Abstract
Advanced technologies have accelerated the collection and storage of unlabeled, high dimensional data, such as visual data. Manually annotating these large datasets is time-consuming and only a temporary solution as the annotation relates to a particular dataset. Machine learning algorithms are capable of managing and analysing this large volume of data. However, due to high-dimensionality, traditional clustering techniques are inadequate.
In this thesis, we aim to overcome the insight of traditional clustering methods by proposing a two-phase training deep framework. The first phase consists of a generative adversarial network (GAN) used as a feature extraction pipeline. To improve GAN's capacity, we introduced pre-defined kernel filters that encourage identifying visual edges. The second phase deploys an auxiliary classifier which clusters the extracted features. Although the proposed framework demonstrates promising results, the two-phase training increases the computation burden and the number of hyper-parameters.

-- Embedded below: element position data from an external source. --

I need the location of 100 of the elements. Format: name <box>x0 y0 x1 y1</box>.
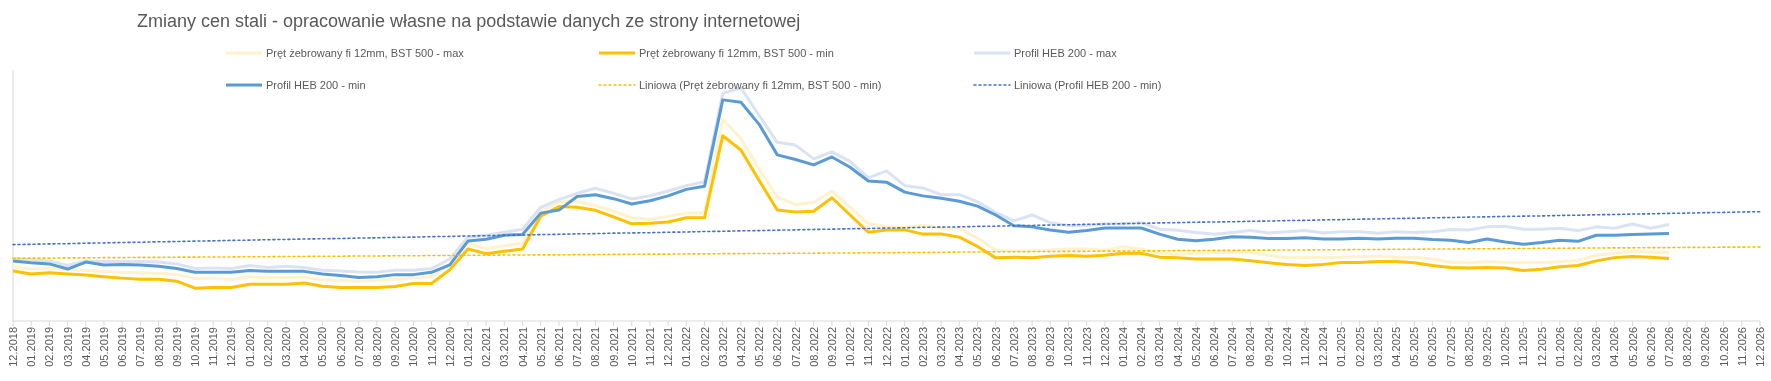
x-tick-label: 08.2025 <box>1462 327 1475 367</box>
x-tick-label: 11.2023 <box>1080 327 1093 366</box>
x-tick-label: 11.2020 <box>425 327 438 366</box>
legend-label: Liniowa (Profil HEB 200 - min) <box>1014 78 1162 91</box>
x-tick-label: 09.2019 <box>170 327 183 367</box>
x-tick-label: 11.2019 <box>207 327 220 366</box>
x-tick-label: 04.2019 <box>79 327 92 367</box>
x-tick-label: 03.2023 <box>935 327 948 367</box>
x-tick-label: 11.2024 <box>1299 327 1312 366</box>
x-tick-label: 05.2025 <box>1408 327 1421 367</box>
x-tick-label: 06.2019 <box>116 327 129 367</box>
x-tick-label: 05.2024 <box>1189 327 1202 367</box>
x-tick-label: 08.2020 <box>370 327 383 367</box>
x-tick-label: 12.2022 <box>880 327 893 367</box>
x-tick-label: 09.2020 <box>389 327 402 367</box>
x-tick-label: 02.2019 <box>43 327 56 367</box>
x-tick-label: 06.2024 <box>1208 327 1221 367</box>
x-tick-label: 04.2021 <box>516 327 529 367</box>
x-tick-label: 12.2018 <box>7 327 19 367</box>
x-tick-label: 03.2020 <box>279 327 292 367</box>
x-tick-label: 10.2019 <box>188 327 201 367</box>
x-tick-label: 01.2019 <box>25 327 38 367</box>
x-tick-label: 06.2026 <box>1644 327 1657 367</box>
x-tick-label: 10.2024 <box>1280 327 1293 367</box>
x-tick-label: 11.2022 <box>862 327 875 366</box>
x-tick-label: 02.2021 <box>480 327 493 367</box>
legend-label: Profil HEB 200 - max <box>1014 46 1118 59</box>
x-tick-label: 05.2021 <box>534 327 547 367</box>
x-tick-label: 02.2020 <box>261 327 274 367</box>
x-tick-label: 02.2023 <box>916 327 929 367</box>
x-tick-label: 11.2025 <box>1517 327 1530 366</box>
x-tick-label: 09.2021 <box>607 327 620 367</box>
x-tick-label: 07.2025 <box>1444 327 1457 367</box>
x-tick-label: 06.2021 <box>552 327 565 367</box>
x-tick-label: 04.2022 <box>734 327 747 367</box>
x-tick-label: 04.2024 <box>1171 327 1184 367</box>
x-tick-label: 09.2026 <box>1699 327 1712 367</box>
x-tick-label: 05.2019 <box>97 327 110 367</box>
x-tick-label: 08.2023 <box>1026 327 1039 367</box>
x-tick-label: 08.2024 <box>1244 327 1257 367</box>
legend-label: Pręt żebrowany fi 12mm, BST 500 - max <box>266 46 465 59</box>
x-tick-label: 02.2026 <box>1572 327 1585 367</box>
x-tick-label: 05.2026 <box>1626 327 1639 367</box>
x-tick-label: 05.2023 <box>971 327 984 367</box>
x-tick-label: 07.2021 <box>571 327 584 367</box>
x-tick-label: 05.2022 <box>753 327 766 367</box>
x-tick-label: 05.2020 <box>316 327 329 367</box>
legend-label: Liniowa (Pręt żebrowany fi 12mm, BST 500 - min) <box>639 78 882 91</box>
x-tick-label: 08.2021 <box>589 327 602 367</box>
x-tick-label: 12.2023 <box>1098 327 1111 367</box>
x-tick-label: 08.2026 <box>1681 327 1694 367</box>
x-tick-label: 06.2023 <box>989 327 1002 367</box>
x-tick-label: 06.2022 <box>771 327 784 367</box>
x-tick-label: 08.2022 <box>807 327 820 367</box>
chart-title: Zmiany cen stali - opracowanie własne na podstawie danych ze strony internetowej <box>137 11 801 31</box>
x-tick-label: 12.2024 <box>1317 327 1330 367</box>
x-tick-label: 09.2022 <box>825 327 838 367</box>
x-tick-label: 06.2025 <box>1426 327 1439 367</box>
x-tick-label: 12.2025 <box>1535 327 1548 367</box>
x-tick-label: 03.2026 <box>1590 327 1603 367</box>
x-tick-label: 07.2026 <box>1663 327 1676 367</box>
x-tick-label: 01.2021 <box>461 327 474 367</box>
x-tick-label: 01.2022 <box>680 327 693 367</box>
x-tick-label: 02.2024 <box>1135 327 1148 367</box>
x-tick-label: 07.2023 <box>1007 327 1020 367</box>
x-tick-label: 01.2025 <box>1335 327 1348 367</box>
x-tick-label: 12.2019 <box>225 327 238 367</box>
x-tick-label: 10.2023 <box>1062 327 1075 367</box>
x-tick-label: 12.2020 <box>443 327 456 367</box>
x-tick-label: 01.2024 <box>1117 327 1130 367</box>
x-tick-label: 10.2020 <box>407 327 420 367</box>
x-tick-label: 04.2020 <box>298 327 311 367</box>
x-tick-label: 10.2021 <box>625 327 638 367</box>
x-tick-label: 09.2024 <box>1262 327 1275 367</box>
x-tick-label: 09.2023 <box>1044 327 1057 367</box>
x-tick-label: 12.2026 <box>1754 327 1766 367</box>
legend-label: Profil HEB 200 - min <box>266 78 366 91</box>
x-tick-label: 03.2025 <box>1371 327 1384 367</box>
x-tick-label: 07.2020 <box>352 327 365 367</box>
x-tick-label: 03.2024 <box>1153 327 1166 367</box>
legend-label: Pręt żebrowany fi 12mm, BST 500 - min <box>639 46 834 59</box>
x-tick-label: 01.2026 <box>1553 327 1566 367</box>
x-tick-label: 10.2022 <box>844 327 857 367</box>
x-tick-label: 04.2025 <box>1390 327 1403 367</box>
x-tick-label: 03.2021 <box>498 327 511 367</box>
x-tick-label: 03.2022 <box>716 327 729 367</box>
x-tick-label: 09.2025 <box>1481 327 1494 367</box>
x-tick-label: 11.2021 <box>643 327 656 366</box>
x-tick-label: 06.2020 <box>334 327 347 367</box>
x-tick-label: 03.2019 <box>61 327 74 367</box>
x-tick-label: 11.2026 <box>1735 327 1748 366</box>
x-tick-label: 07.2019 <box>134 327 147 367</box>
x-tick-label: 04.2023 <box>953 327 966 367</box>
x-tick-label: 12.2021 <box>662 327 675 367</box>
x-tick-label: 10.2025 <box>1499 327 1512 367</box>
x-tick-label: 02.2022 <box>698 327 711 367</box>
x-tick-label: 07.2022 <box>789 327 802 367</box>
x-tick-label: 08.2019 <box>152 327 165 367</box>
x-tick-label: 02.2025 <box>1353 327 1366 367</box>
x-tick-label: 10.2026 <box>1717 327 1730 367</box>
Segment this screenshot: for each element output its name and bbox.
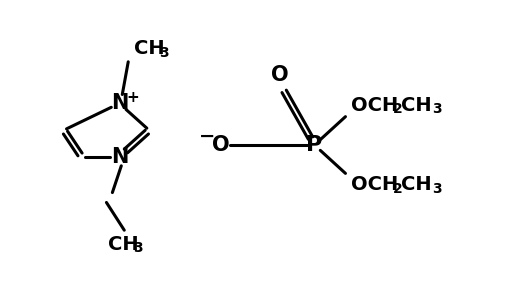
Text: +: +: [127, 90, 140, 105]
Text: 2: 2: [392, 102, 402, 116]
Text: 3: 3: [159, 46, 169, 60]
Text: O: O: [211, 135, 229, 155]
Text: N: N: [111, 93, 128, 113]
Text: 2: 2: [392, 182, 402, 196]
Text: O: O: [271, 65, 289, 85]
Text: −: −: [199, 127, 215, 146]
Text: 3: 3: [432, 102, 442, 116]
Text: CH: CH: [401, 175, 431, 194]
Text: CH: CH: [134, 40, 164, 58]
Text: OCH: OCH: [351, 175, 399, 194]
Text: 3: 3: [133, 241, 143, 255]
Text: P: P: [306, 135, 323, 155]
Text: OCH: OCH: [351, 96, 399, 115]
Text: 3: 3: [432, 182, 442, 196]
Text: N: N: [111, 147, 128, 167]
Text: CH: CH: [108, 235, 139, 253]
Text: CH: CH: [401, 96, 431, 115]
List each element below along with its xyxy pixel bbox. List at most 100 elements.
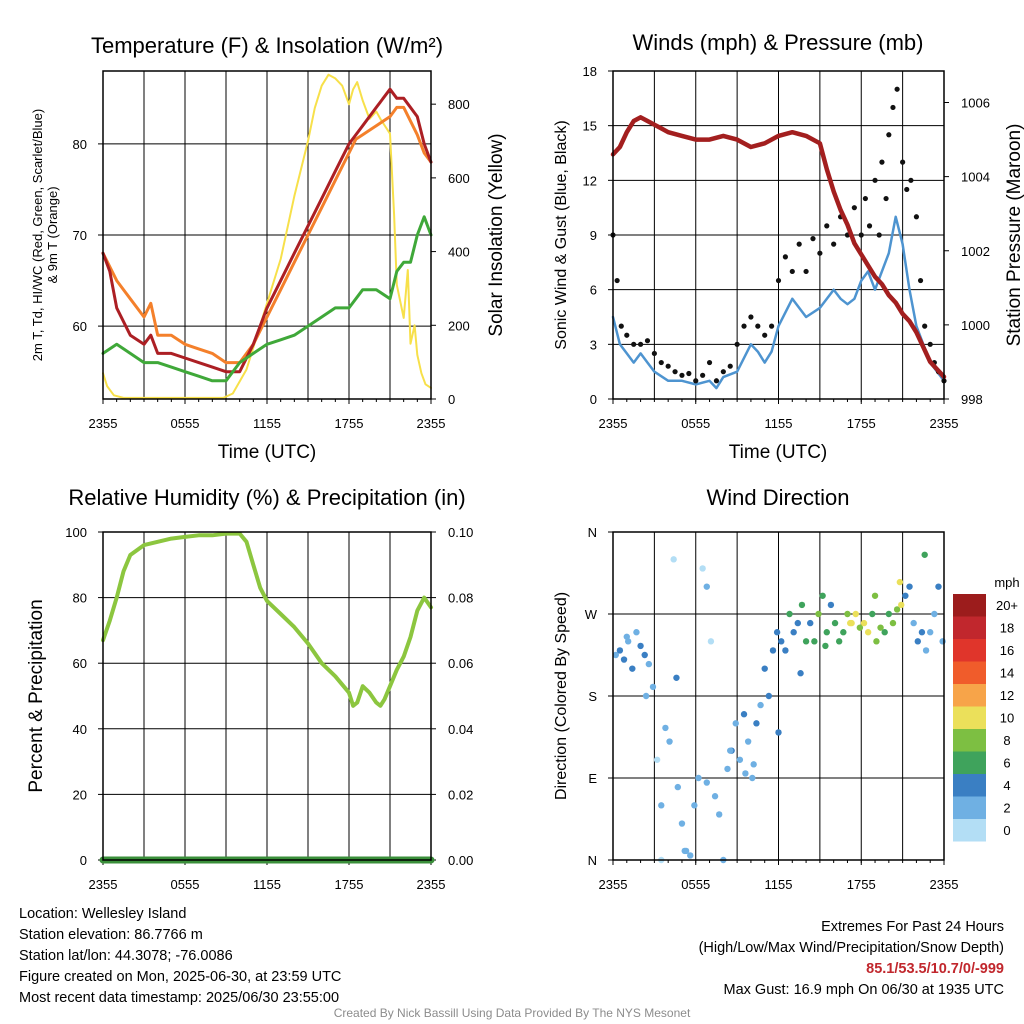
direction-point <box>864 629 872 636</box>
series-line <box>101 531 433 708</box>
gust-point <box>866 223 873 229</box>
y-right-tick-label: 0.02 <box>448 787 473 802</box>
gust-point <box>644 338 651 344</box>
direction-point <box>612 651 619 659</box>
elevation-text: Station elevation: 86.7766 m <box>19 927 203 943</box>
y-tick-label: 70 <box>73 228 87 243</box>
direction-point <box>815 610 822 618</box>
direction-point <box>691 802 698 809</box>
extremes-title: Extremes For Past 24 Hours <box>821 919 1004 935</box>
x-tick-label: 0555 <box>681 416 710 431</box>
legend-swatch <box>953 774 986 797</box>
direction-point <box>844 610 851 618</box>
gust-point <box>672 369 678 375</box>
location-text: Location: Wellesley Island <box>19 906 187 922</box>
wind-xlabel: Time (UTC) <box>729 442 828 463</box>
direction-point <box>797 670 804 677</box>
gust-point <box>775 277 782 284</box>
x-tick-label: 1155 <box>253 416 281 431</box>
y-tick-label: 6 <box>590 283 597 298</box>
direction-point <box>703 583 710 590</box>
gust-point <box>900 159 906 165</box>
legend-label: 12 <box>1000 688 1014 703</box>
direction-point <box>931 610 938 618</box>
gust-point <box>706 359 713 366</box>
legend-label: 14 <box>1000 666 1014 681</box>
x-tick-label: 2355 <box>417 416 446 431</box>
y-tick-label: 80 <box>73 591 87 606</box>
extremes-legend: (High/Low/Max Wind/Precipitation/Snow De… <box>698 940 1004 956</box>
legend-swatch <box>953 751 986 774</box>
gust-point <box>782 254 788 260</box>
direction-point <box>778 638 785 645</box>
x-tick-label: 1155 <box>765 416 793 431</box>
direction-point <box>822 642 829 650</box>
gust-point <box>614 277 620 284</box>
direction-point <box>658 802 665 809</box>
legend-label: 18 <box>1000 621 1014 636</box>
temperature-title: Temperature (F) & Insolation (W/m²) <box>91 33 443 58</box>
humidity-title: Relative Humidity (%) & Precipitation (i… <box>68 485 465 510</box>
gust-point <box>927 341 933 347</box>
latlon-text: Station lat/lon: 44.3078; -76.0086 <box>19 948 233 964</box>
direction-point <box>761 665 768 672</box>
wind-plot: 2355 0555 1155 1755 235503691215189981000100… <box>583 64 990 431</box>
direction-point <box>670 556 677 563</box>
series-line <box>101 215 433 383</box>
legend-label: 0 <box>1003 823 1010 838</box>
direction-point <box>711 793 719 800</box>
gust-point <box>883 195 889 202</box>
wind-panel: Winds (mph) & Pressure (mb) 2355 0555 1155… <box>553 30 1024 463</box>
direction-point <box>898 601 905 609</box>
direction-point <box>811 638 818 645</box>
legend-swatch <box>953 729 986 752</box>
gust-point <box>817 250 823 256</box>
y-right-tick-label: 0.00 <box>448 853 473 868</box>
gust-point <box>741 323 747 329</box>
gust-point <box>618 323 624 329</box>
direction-point <box>681 847 688 855</box>
y-right-tick-label: 0.06 <box>448 656 473 671</box>
gust-point <box>624 332 630 338</box>
direction-point <box>703 779 710 786</box>
direction-point <box>765 692 773 700</box>
gust-point <box>637 341 644 347</box>
gust-point <box>879 159 885 165</box>
direction-point <box>678 820 686 827</box>
direction-point <box>847 619 854 627</box>
x-tick-label: 2355 <box>89 416 118 431</box>
x-tick-label: 0555 <box>171 416 200 431</box>
direction-point <box>637 642 644 650</box>
temperature-ylabel-left-line2: & 9m T (Orange) <box>45 186 60 283</box>
direction-point <box>707 638 715 645</box>
plot-border <box>612 70 945 400</box>
direction-point <box>877 624 884 631</box>
x-tick-label: 1755 <box>335 877 364 892</box>
direction-point <box>616 647 624 654</box>
direction-point <box>782 647 789 654</box>
direction-point <box>687 852 694 859</box>
y-right-tick-label: 600 <box>448 171 470 186</box>
y-tick-label: 60 <box>73 656 87 671</box>
series-line <box>101 105 433 365</box>
gust-point <box>727 363 733 369</box>
direction-point <box>642 692 650 700</box>
gust-point <box>720 369 726 375</box>
direction-point <box>860 619 868 627</box>
y-right-tick-label: 1000 <box>961 318 990 333</box>
direction-point <box>871 592 879 599</box>
direction-point <box>819 592 826 599</box>
legend-swatch <box>953 684 986 707</box>
station-info: Location: Wellesley Island Station eleva… <box>19 904 341 1009</box>
direction-point <box>885 610 893 618</box>
y-tick-label: 3 <box>590 337 597 352</box>
gust-point <box>734 341 740 347</box>
y-tick-label: 100 <box>65 525 87 540</box>
legend-label: 2 <box>1003 801 1010 816</box>
direction-point <box>902 592 909 599</box>
direction-point <box>641 651 648 659</box>
direction-point <box>927 629 934 636</box>
direction-panel: Wind Direction 2355 0555 1155 1755 2355NESWN… <box>553 485 1020 892</box>
direction-point <box>699 565 706 572</box>
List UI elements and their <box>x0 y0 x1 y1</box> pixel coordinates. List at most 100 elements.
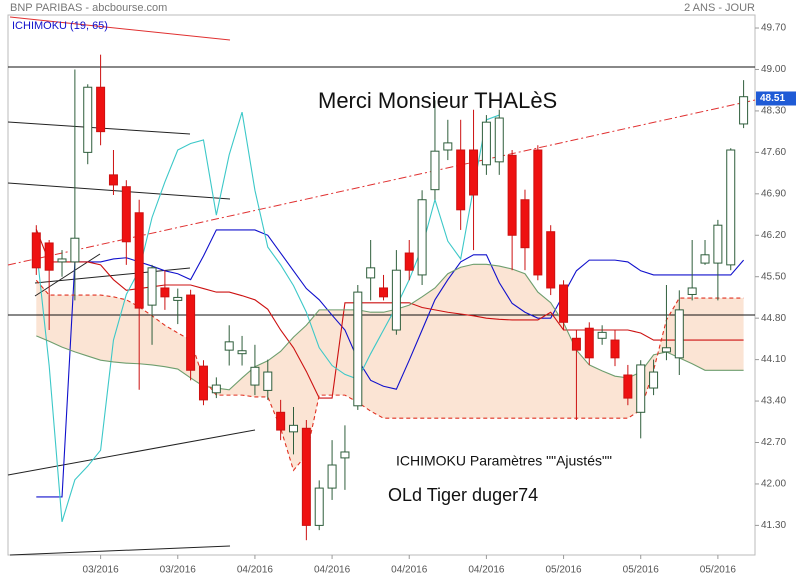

Therefore, we develop an innovative deep clustering framework capable to be optimised in a single-phase training. The GAN module is replaced with a grouping-based self-supervised learning (SSL) strategy, and by leveraging its learning process, clustering is achieved in real-time with the incorporation of mutual information as an objective function. Despite the significant high accuracy that this framework develops, the SSL strategy implements transformation schemes exclusively in visual data.
To address this constraint, our last work focuses on developing a generic SSL method without the requirement for the definition of an explicit transformation scheme in particular datasets. To accomplish this task, an internal transformation mechanism is introduced where its formulation is not limited to specific data types and can be widely applied to visual, audio, text, or mass spectrometry data.
All our proposed frameworks are evaluated with detailed ablation studies, compared with the latest state-of-the-art methods, and demonstrate high clustering precision and representation learning for a broad range of datasets.